– У Вас такие красивые глаза!
– У меня? – девушка покраснела. – Мне никто не говорил об этом. Вам показалось. Я просто напугана всем, что сегодня произошло.
– Вы снова шутите?
– Нет. Нисколько. Меня все всегда дразнили. И я никогда не считала себя не только красивой, но и сколько-нибудь привлекательной, – грустно сказала Катя.
– И как же они дразнились? – поинтересовался Максим, помогая ей выйти из машины.
– Мне не очень бы хотелось, ну, ладно, расскажу. Меня обзывали тронутой, тихоней, и самое обидное, – она потупилась, словно раздумывая, говорить или нет, но потом все же решилась, – трепетной ланью!
Максим расхохотался. Он не смог сдержаться. И Катя обиделась.
– Ну, вот и Вы, Максим, смеетесь! – с горечью проговорила она.
– Но это же так и есть! – продолжал смеяться Макс.
– Правда? – уже чуть не плача, воскликнула Катя.
– Только не надо плакать! – Максим улыбнулся и подал ей платок. – Вы необычная! И это всегда вызывает такую реакцию. Это обыкновенная зависть.
– Зависть?
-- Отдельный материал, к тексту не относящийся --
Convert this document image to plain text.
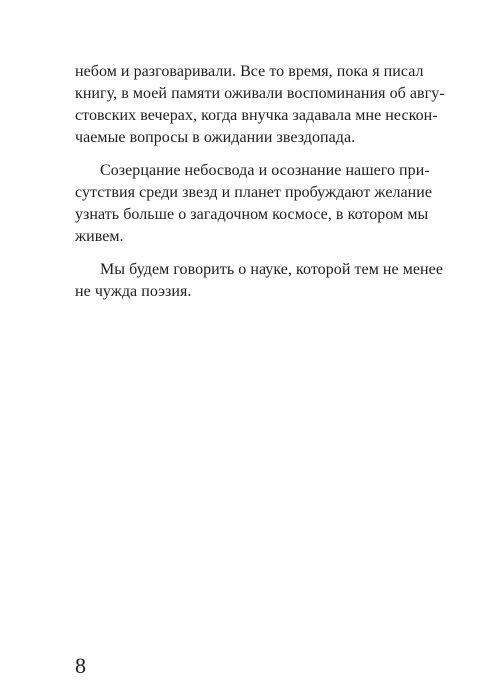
небом и разговаривали. Все то время, пока я писал
книгу, в моей памяти оживали воспоминания об авгу-
стовских вечерах, когда внучка задавала мне нескон-
чаемые вопросы в ожидании звездопада.
Созерцание небосвода и осознание нашего при-
сутствия среди звезд и планет пробуждают желание
узнать больше о загадочном космосе, в котором мы
живем.
Мы будем говорить о науке, которой тем не менее
не чужда поэзия.
8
Чему же они завидовали?
– Вашей красоте, нежности, воздушности… Можно найти кучу эпитетов! Вы похожи на сказочную принцессу. А они все обыкновенные и приземленные. Надо же – трепетная лань! Чудесно!
– Вы издеваетесь? Зря я Вам все рассказала! Не узнаю саму себя! Доверилась первому встречному! Прощайте! Спасибо за помощь!
Катя медленно, чуть прихрамывая пошла к своему подъезду, а Максим смотрел на нее и не мог сдвинуться с места. Как истукан! Потом, очнувшись, крикнул:
– Куда же Вы, Катя? Я помогу Вам, постойте!
– Не надо. Я сама дойду. Ведь нет ничего серьезного! – и вошла в подъезд.
– Ну, да. Ничего серьезного! – Пробормотал Максим. – Мне кажется, ты ошибаешься! Все очень даже серьезно…
Глава 4. Вот это расклад!
Вера вышла из комнаты стразу же после ухода сына на работу. Зайдя на кухню, она улыбнулась, увидев спаленную сковородку и испачканную убежавшим кофе плиту. Сынок похозяйничал! – подумала она и услышала шум стиральной машины. Машина свистела центрифугой, заканчивая стирку. Заглянув в ванную, она выключила машинку и достала выстиранное белье. Тут уж она не смогла сдержать смеха и просто расхохоталась. Хотя, конечно, смеяться было не над чем – вещи были безвозвратно испорчены. Носки стали пушистыми от налипших на них ворсинок с шерстного свитера, который растянулся так, что мог теперь служить накидкой на кресло, а белая рубашка стала грязно-серого цвета.